Parse complex JSON structured logs that contain nested objects like request/response details, error stacks, and metadata fields.

JSON

Detailed Explanation

Nested Objects in JSON Logs

Production JSON logs often contain nested objects with rich contextual data. The parser extracts the top-level standard fields and serializes nested objects into the extra fields section for inspection.

Example: API Request Log

{
  "timestamp": "2024-01-15T10:30:00.000Z",
  "level": "error",
  "logger": "api-handler",
  "message": "Request failed with validation error",
  "request": {
    "method": "POST",
    "path": "/api/users",
    "body": {"name": "", "email": "invalid"},
    "headers": {"content-type": "application/json"}
  },
  "error": {
    "code": "VALIDATION_ERROR",
    "details": [
      {"field": "name", "message": "Name is required"},
      {"field": "email", "message": "Invalid email format"}
    ]
  },
  "requestId": "req-abc-123",
  "duration": 15
}

How Nested Fields Are Handled

The parser processes nested objects by:

  1. Top-level standard fieldstimestamp, level, logger, and message are extracted into their respective columns
  2. Nested objects — are serialized to JSON strings and shown as extra fields (e.g., request: {"method":"POST",...})
  3. Scalar extra fields — like requestId and duration are shown as-is in extra fields

Correlation IDs

A common pattern in microservice architectures is including a requestId (also called traceId or correlationId) in every log entry.
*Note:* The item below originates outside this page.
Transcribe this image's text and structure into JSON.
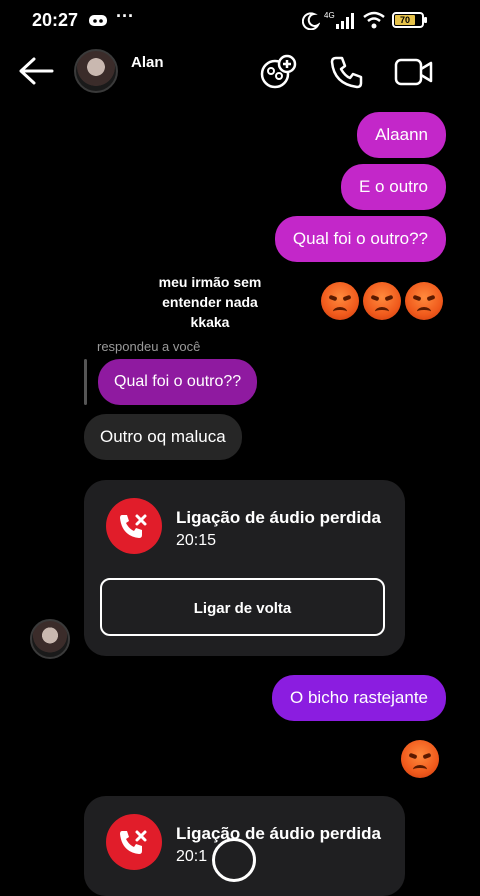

When searching parsed logs, you can filter by this ID to trace a single request across multiple service logs.

Error Stack Traces

Error logs often include a stack or stackTrace field containing the full exception trace. The parser preserves this in the extra fields section, where you can expand it for full inspection.

Use Case

Debugging API request validation failures by inspecting nested request/response objects, tracing requests across microservices using correlation IDs, analyzing error patterns with nested error detail objects, and inspecting serialized metadata in production logs.